BL reduced the mitochondrial membrane potential in a ROS-dependent manner. Primary human RPE cells were exposed to BL for 30 min, and cells were stained with JC-1 probe. Fluorescence of J-aggregates and J-monomers were measured. Data are expressed as the ratio between the 2 measures and are presented as mean ± SD (n = 6 independent experiments each repeated in quadruplicates, * p < 0.05, ** p ˂ 0.01.

Figure 4

BL increased caspase cascade activation in ROS-dependent manner. Primary human RPE cells were exposed to BL for 30 min. (a) Proteins extracts were analyzed by immunoblot for the activation of Caspase 9. β-actin and red ponceau staining were used as calibrators for proteins loading. The graph shows the levels of caspases activation in the corresponding samples.

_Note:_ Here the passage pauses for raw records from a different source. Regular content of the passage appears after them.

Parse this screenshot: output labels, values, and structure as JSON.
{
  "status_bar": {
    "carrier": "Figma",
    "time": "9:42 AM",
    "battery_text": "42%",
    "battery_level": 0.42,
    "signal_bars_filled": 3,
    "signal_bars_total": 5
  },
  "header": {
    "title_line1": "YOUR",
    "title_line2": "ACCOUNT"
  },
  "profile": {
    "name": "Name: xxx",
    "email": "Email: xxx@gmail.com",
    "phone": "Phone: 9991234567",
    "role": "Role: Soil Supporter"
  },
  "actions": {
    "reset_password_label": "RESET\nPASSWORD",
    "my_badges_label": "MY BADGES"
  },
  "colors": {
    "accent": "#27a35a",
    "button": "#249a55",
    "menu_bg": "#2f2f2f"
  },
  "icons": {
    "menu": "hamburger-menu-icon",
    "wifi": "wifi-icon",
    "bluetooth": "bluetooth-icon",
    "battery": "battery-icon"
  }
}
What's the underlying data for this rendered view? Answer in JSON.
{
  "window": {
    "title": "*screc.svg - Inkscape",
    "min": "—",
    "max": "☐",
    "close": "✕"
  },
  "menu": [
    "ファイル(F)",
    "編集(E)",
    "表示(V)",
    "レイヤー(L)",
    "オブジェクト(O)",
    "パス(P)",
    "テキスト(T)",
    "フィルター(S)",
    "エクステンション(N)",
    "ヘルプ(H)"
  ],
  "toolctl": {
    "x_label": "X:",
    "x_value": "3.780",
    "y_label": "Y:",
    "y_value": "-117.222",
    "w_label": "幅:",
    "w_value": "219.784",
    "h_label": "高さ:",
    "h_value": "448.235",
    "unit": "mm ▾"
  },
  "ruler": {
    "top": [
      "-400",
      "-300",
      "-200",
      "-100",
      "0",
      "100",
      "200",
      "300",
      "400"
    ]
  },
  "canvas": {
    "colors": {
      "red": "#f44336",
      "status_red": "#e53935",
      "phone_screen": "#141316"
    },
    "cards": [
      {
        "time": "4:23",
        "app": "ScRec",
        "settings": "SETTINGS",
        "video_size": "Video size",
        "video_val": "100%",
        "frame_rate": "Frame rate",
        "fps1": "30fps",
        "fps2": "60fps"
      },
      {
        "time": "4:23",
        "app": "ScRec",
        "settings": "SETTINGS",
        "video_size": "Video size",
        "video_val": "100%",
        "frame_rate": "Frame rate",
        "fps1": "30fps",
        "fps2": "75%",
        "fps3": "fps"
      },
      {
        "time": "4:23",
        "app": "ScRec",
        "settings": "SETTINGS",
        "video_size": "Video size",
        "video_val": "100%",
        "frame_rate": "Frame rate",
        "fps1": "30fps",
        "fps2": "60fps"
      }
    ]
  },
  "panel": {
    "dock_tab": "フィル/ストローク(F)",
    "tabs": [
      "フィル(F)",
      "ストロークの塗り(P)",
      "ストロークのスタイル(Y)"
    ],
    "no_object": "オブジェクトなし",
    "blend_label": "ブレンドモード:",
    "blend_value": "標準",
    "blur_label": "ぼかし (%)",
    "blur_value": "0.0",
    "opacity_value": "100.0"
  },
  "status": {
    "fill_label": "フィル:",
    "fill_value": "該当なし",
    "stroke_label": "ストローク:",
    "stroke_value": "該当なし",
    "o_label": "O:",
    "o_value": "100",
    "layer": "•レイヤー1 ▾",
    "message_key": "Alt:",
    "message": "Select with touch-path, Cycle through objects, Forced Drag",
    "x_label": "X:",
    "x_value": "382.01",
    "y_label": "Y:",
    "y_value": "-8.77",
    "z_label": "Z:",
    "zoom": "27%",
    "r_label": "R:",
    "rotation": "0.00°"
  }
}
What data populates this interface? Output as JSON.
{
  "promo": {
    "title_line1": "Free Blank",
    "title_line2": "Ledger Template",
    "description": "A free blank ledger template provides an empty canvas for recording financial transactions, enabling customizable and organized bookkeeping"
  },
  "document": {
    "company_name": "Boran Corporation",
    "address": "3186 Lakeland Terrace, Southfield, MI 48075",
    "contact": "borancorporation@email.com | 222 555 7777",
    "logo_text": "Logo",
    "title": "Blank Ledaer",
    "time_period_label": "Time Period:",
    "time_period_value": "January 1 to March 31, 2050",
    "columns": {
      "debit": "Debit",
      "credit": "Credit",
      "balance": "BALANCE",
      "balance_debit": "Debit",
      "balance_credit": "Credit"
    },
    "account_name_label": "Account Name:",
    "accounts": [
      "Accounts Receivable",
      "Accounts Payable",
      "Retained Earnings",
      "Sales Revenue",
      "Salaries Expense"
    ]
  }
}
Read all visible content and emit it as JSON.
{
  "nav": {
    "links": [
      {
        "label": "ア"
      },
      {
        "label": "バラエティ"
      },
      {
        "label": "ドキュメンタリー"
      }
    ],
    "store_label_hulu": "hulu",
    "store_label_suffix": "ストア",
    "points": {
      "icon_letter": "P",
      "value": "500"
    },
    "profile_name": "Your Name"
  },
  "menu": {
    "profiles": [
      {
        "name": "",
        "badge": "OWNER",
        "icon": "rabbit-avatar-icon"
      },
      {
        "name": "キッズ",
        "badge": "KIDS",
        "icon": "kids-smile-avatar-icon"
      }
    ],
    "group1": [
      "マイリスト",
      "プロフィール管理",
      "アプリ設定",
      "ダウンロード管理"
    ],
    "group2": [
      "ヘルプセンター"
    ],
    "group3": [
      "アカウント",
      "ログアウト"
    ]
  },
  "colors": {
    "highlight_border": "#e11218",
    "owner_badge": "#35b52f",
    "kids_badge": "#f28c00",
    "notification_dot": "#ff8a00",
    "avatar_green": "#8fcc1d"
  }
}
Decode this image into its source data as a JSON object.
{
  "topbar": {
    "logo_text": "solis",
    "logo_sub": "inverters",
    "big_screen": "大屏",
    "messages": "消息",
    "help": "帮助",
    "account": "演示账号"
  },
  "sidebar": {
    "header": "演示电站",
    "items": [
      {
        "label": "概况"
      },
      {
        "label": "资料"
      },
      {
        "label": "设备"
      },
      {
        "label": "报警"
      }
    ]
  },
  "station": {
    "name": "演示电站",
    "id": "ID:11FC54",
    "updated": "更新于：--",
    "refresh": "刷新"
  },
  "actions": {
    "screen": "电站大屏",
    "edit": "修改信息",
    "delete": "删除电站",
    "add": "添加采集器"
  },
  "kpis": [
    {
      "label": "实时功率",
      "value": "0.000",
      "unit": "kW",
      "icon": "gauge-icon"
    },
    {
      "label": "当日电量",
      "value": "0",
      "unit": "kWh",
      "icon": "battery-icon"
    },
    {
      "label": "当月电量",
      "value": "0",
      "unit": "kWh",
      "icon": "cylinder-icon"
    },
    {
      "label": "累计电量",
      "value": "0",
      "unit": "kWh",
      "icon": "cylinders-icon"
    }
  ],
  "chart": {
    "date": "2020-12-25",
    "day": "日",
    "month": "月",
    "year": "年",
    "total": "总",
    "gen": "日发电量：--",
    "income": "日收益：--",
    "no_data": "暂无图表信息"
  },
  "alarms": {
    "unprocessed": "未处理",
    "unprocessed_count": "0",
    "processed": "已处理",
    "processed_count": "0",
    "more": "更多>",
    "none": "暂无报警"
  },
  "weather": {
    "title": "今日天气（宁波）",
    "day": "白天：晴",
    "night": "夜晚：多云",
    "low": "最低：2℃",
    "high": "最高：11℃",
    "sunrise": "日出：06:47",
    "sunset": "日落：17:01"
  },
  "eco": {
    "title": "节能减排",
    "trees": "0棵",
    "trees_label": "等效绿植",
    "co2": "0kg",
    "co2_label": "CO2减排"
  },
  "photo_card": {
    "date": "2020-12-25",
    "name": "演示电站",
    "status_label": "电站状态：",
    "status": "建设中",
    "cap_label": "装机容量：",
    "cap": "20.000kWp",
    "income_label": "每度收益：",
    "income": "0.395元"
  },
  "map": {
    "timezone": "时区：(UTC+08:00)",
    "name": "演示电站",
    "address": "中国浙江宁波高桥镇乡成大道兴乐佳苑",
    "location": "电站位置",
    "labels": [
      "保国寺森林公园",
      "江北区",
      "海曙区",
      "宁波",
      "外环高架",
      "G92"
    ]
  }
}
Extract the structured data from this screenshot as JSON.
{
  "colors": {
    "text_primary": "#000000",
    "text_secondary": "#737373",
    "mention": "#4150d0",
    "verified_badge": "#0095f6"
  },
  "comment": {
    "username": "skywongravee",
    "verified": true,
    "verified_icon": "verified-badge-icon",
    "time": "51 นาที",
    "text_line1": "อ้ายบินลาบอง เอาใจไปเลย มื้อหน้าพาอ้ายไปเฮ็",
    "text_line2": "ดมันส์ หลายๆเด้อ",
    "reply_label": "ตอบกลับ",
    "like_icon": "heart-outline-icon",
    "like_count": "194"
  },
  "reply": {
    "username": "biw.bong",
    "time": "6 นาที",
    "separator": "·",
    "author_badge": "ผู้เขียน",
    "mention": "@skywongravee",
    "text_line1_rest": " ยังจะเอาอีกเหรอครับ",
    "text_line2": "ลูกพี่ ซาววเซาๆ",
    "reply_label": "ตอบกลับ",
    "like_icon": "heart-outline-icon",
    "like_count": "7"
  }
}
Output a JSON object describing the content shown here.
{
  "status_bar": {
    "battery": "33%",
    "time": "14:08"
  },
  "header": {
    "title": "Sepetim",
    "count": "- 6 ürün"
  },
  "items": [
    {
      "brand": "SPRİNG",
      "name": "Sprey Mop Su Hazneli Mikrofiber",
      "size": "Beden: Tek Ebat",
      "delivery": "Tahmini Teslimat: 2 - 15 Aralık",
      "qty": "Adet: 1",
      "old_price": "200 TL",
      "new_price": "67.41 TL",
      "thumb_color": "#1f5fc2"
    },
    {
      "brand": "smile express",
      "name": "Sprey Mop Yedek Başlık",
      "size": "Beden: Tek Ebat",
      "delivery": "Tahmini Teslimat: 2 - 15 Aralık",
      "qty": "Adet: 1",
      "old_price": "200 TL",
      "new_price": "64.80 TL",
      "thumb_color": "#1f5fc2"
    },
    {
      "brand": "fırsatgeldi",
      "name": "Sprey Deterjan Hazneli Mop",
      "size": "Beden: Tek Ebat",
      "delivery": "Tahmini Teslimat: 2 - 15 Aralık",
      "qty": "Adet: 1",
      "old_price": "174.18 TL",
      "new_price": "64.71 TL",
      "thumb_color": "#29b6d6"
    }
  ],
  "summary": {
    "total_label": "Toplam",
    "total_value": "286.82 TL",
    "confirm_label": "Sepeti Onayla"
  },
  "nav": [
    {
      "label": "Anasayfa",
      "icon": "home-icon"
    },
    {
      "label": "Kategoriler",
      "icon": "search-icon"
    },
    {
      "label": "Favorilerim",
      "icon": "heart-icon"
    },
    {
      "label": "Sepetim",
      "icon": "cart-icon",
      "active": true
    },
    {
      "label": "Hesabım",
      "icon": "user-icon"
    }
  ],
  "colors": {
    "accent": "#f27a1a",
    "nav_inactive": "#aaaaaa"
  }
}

Data are expressed as the densitometer values relative to the value in control sample set at 1. (b) Cells were loaded with CellEvent Caspase 3/7 Green. Pictures were acquired using a LSM780 confocal microscope. The graph displays the levels of caspases 3 and 7 activation in the corresponding samples. Data are expressed as mean fluorescence intensity (MFI) measured in an Infinite M200 Pro microplate reader relative to the value in control sample set at 1. Data are presented as mean ± SD (n = 3–5 independent RPE cells samples). * p < 0.05, ** p < 0.01.

Figure 5

BL decreased the expression levels of ROS detoxifying enzymes. Primary human RPE cells were exposed to BL for 30 min. (a) Venn diagram analyses. Samples datasets were compared for shared proteins between non-exposed cells (CTL), between BL-exposed cells (BL), and between exposed and non-exposed cells. In the insert, CTL and BL-exposed RPE cells shared 2369 proteins, while 288 and 153 proteins were exclusively present in CTL and BL-exposed RPE cells, respectively (see Supplementary Table S1 for the full list of proteins). (b) Volcano plot representation of proteins significantly and differentially expressed between CTL and BL-exposed RPE cells (See Supplementary Tables S2 and S3 for the respective protein lists). For statistical analyses, we set the analysis for a T-Test with a significant level at 0.05). ■: Significant, ●: Nonsignificant. (c) Table showing a short list of ROS detoxifying enzymes which expression is decreased in BL-exposed cells. In Orange lines are shown differentially and significantly expressed proteins. In Green are shown proteins with decreased expression levels in BL-exposed cells but not reaching the statistical significance (See Supplementary Table S4 for the full list of identified proteins). Data are obtained from the analysis of 5 RPE cell lines derived from 5 different eye donors.

Figure 6

Gene ontology classification of proteomic data for differentially expressed proteins in primary RPE cells exposed or not to BL. The most enriched categories in biological processes, as analyzed by the DAVID bioinformatics platform, are shown. Data were collected from protein preparations obtained from five patient-derived RPE cells.

Figure 7

BL-induced RPE cell apoptosis model. BL-mediated oxidative stress triggered mitochondrial damage and concomitant caspase cascade activation. These effects induced RPE cell apoptosis, that could be reversed by antioxidants (i.e., N-acetyl cysteine; NAC).